Na narrativa conhecemos Guízer, um escravo fugitivo de uma fazenda de produção de um papoulas, usadas para diversos fins (inclusive como alucinógeno e anabolizante). Desejando ter sua liberdade, ele foge do lugar e tenta encontrar sua irmã que havia sido vendida para alguém na capital. Mas, para seu azar, ele acaba sendo capturado e andar com documentos falsos não o ajuda muito em sua empreitada. Guízer acaba em uma prisão onde ele é comprado junto de outros prisioneiros por um homem chamado Treinador. Este atua em uma série de jogos de gladiadores e precisa de mais pessoas para o seu time. É então que Guízer se encontra em uma arena onde precisará enfrentar outros prisioneiros e uma terrível criatura saída de pesadelos.

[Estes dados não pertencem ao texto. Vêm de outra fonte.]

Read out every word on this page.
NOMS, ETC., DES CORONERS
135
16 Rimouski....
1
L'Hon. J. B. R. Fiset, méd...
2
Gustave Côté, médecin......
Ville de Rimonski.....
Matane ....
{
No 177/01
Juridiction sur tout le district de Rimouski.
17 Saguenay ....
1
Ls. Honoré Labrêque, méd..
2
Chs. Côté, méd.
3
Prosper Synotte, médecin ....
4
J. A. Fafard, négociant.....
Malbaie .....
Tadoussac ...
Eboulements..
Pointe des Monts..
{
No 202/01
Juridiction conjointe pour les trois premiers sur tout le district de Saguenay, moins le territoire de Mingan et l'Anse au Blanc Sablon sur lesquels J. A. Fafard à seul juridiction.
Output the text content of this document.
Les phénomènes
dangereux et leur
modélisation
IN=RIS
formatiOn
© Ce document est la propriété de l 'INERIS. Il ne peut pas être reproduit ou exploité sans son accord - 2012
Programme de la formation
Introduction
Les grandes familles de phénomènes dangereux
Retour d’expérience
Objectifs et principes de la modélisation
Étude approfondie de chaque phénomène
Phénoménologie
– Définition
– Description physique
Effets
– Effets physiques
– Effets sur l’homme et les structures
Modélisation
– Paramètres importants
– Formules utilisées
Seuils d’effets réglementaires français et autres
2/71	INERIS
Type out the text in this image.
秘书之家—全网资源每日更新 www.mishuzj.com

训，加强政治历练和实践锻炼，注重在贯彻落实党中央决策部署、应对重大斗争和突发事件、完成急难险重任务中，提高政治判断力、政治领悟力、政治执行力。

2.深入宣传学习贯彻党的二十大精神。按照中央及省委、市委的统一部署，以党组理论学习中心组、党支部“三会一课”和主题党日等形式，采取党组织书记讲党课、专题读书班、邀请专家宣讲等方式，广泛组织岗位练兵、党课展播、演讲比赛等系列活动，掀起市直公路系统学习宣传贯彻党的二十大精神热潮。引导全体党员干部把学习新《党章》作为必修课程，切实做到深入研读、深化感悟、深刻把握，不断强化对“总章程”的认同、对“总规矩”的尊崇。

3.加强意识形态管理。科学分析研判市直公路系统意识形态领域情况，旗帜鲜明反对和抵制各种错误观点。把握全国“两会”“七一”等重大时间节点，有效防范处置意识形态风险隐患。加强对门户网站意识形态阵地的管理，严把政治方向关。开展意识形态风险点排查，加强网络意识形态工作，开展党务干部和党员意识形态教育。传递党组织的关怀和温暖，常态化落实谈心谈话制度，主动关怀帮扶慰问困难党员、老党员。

Uma das qualidades do Duda é o quanto ele dominou a arte da história curta a ponto de escrever uma narrativa rica em um curto espaço. As limitações na maior parte das vezes acabam não sendo um empecilho para a sua imaginação. Em pouco mais de trinta páginas ele consegue criar uma história bem rica com personagens que transbordam um pano de fundo. Tudo o que ele faz aqui é nos apresentar dois personagens, Guízer e Aiomi, dos quais a gente quer saber mais sobre eles. De onde vieram? Como chegaram até ali? Quais os seus próximos passos? Se o Duda me encantou com as histórias de Kane Blackmoon e seu estranho oeste, agora coloco o fugitivo Guízer no hall de personagens memoráveis do autor.